Scott Charmoli Wiki – Biography
Scott Charmoli, A Wisconsin dentist has been accused of purposefully damaging his patients’ teeth in a scheme to fraudulently obtain insurance money for their crown procedures.
Charmoli, who lives in Grafton, Wisconsin, allegedly began his scheme in January 2016 by falsely advising patients that they needed crowns.
He would then allegedly damage the patients’ teeth during the crown procedure and use photos and X-rays of that damage to obtain insurance coverage for the crowns, the indictment alleges.
Scott Charmoli Age
Scott Charmoli is 60-years-old.
Charged & Arrested
A Wisconsin dentist has been accused of purposefully damaging his patients’ teeth in a scheme to fraudulently obtain insurance money for their crown procedures.
Scott Charmoli, 60, was indicted by a federal grand jury on Tuesday on multiple accounts of health care fraud and false statements relating to health care matters, the United States Attorney for the Eastern District of Wisconsin Matthew D. Krueger announced this week in a press release.
“The indictment asserts that by submitting X-rays and photographs of teeth he had purposefully altered, Charmoli made materially false and fraudulent statements to insurance companies in connection with the delivery of, and payment for, health care benefits,” Krueger’s press release states.
Charmoli allegedly performed more than $2 million worth of crown procedures between January 1, 2018, and August 7, 2019 alone.
“The Justice Department focuses on prosecuting health care fraud not only to protect health care funds but also to protect patients who entrust their well being to providers,” Krueger said in a statement.
Charmoli could face up to 20 years in prison, three years of supervised release, up to a $250,000 fine and $100 special assessment if he is convicted, the DOJ said.
The dentist is scheduled for arraignment and a plea hearing on December 30, ABC News reported.
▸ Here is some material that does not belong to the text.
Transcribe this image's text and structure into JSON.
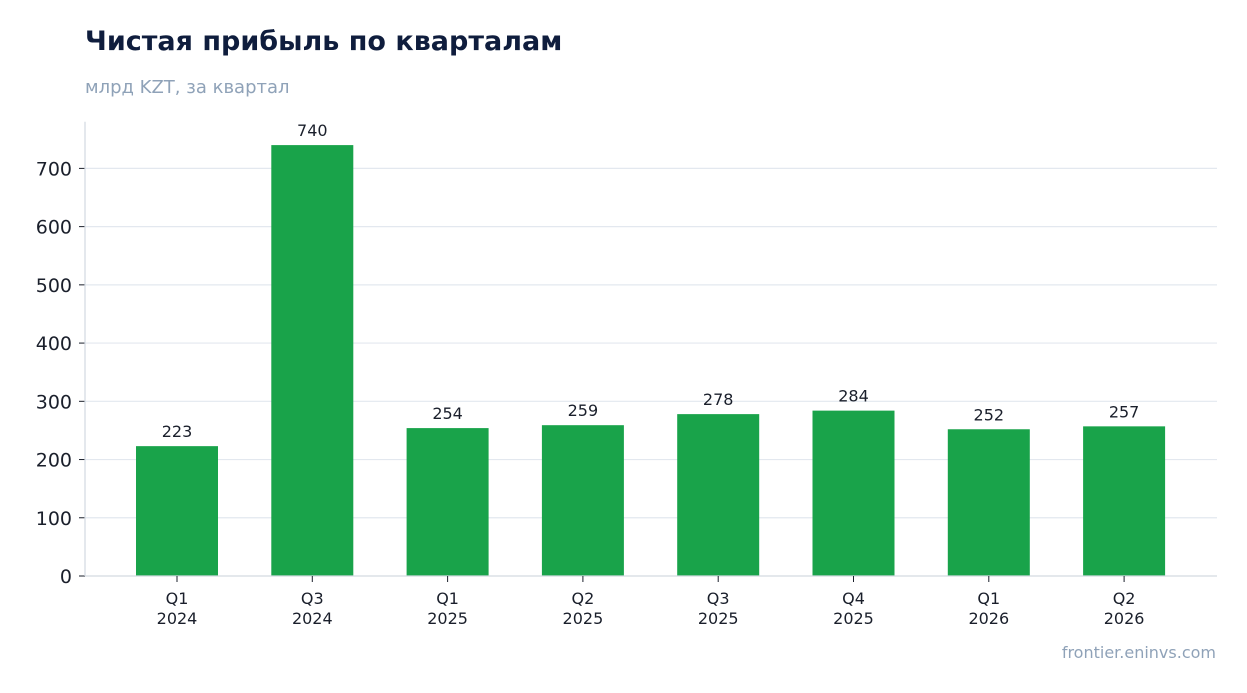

Charmoli’s attorney could not immediately be reached by PEOPLE.
The indictment said Charmoli would frequently take photographs or an X-ray of the tooth and show the patient a line or a spot that Charmoli would say was a fracture.
The court documents said the patients would believe Charmoli because “he was the expert.”
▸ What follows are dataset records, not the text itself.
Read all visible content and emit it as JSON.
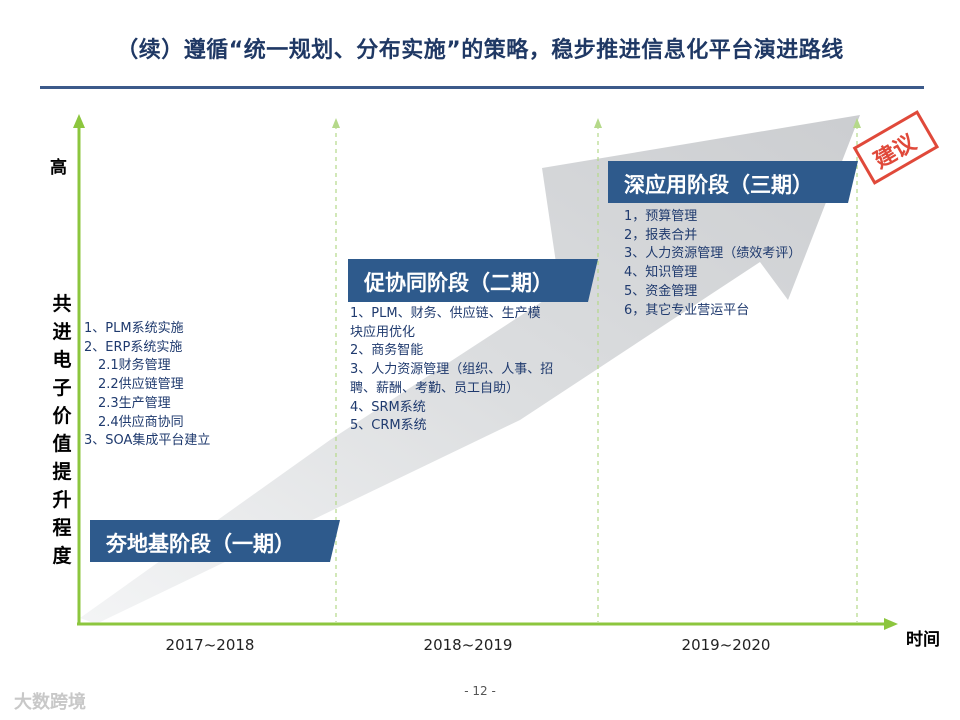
{
  "title": "（续）遵循“统一规划、分布实施”的策略，稳步推进信息化平台演进路线",
  "y_axis": {
    "top_label": "高",
    "label": "共进电子价值提升程度"
  },
  "x_axis": {
    "label": "时间",
    "periods": [
      "2017~2018",
      "2018~2019",
      "2019~2020"
    ]
  },
  "stages": [
    {
      "name": "夯地基阶段（一期）",
      "items": [
        "1、PLM系统实施",
        "2、ERP系统实施",
        "  2.1财务管理",
        "  2.2供应链管理",
        "  2.3生产管理",
        "  2.4供应商协同",
        "3、SOA集成平台建立"
      ]
    },
    {
      "name": "促协同阶段（二期）",
      "items": [
        "1、PLM、财务、供应链、生产模",
        "块应用优化",
        "2、商务智能",
        "3、人力资源管理（组织、人事、招",
        "聘、薪酬、考勤、员工自助）",
        "4、SRM系统",
        "5、CRM系统"
      ]
    },
    {
      "name": "深应用阶段（三期）",
      "items": [
        "1，预算管理",
        "2，报表合并",
        "3、人力资源管理（绩效考评）",
        "4、知识管理",
        "5、资金管理",
        "6，其它专业营运平台"
      ]
    }
  ],
  "stamp": "建议",
  "page_number": "- 12 -",
  "watermark": "大数跨境",
  "colors": {
    "axis": "#8cc63e",
    "stage_fill": "#2e5a8c",
    "arrow": "#d4d6d8",
    "title": "#1f3864",
    "stamp": "#e0493a"
  }
}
The indictment said during the procedure, Charmoli would use a drill to break off a portion, most often a cusp, of the patient’s tooth.
Then, after intentionally damaging the tooth, the indictment said Charmoli would take another X-ray showing the broken tooth, then would perform the crown procedure and submit it all to insurance.
Court documents say as part of his scheme, Charmoli performed a large number of crown procedures.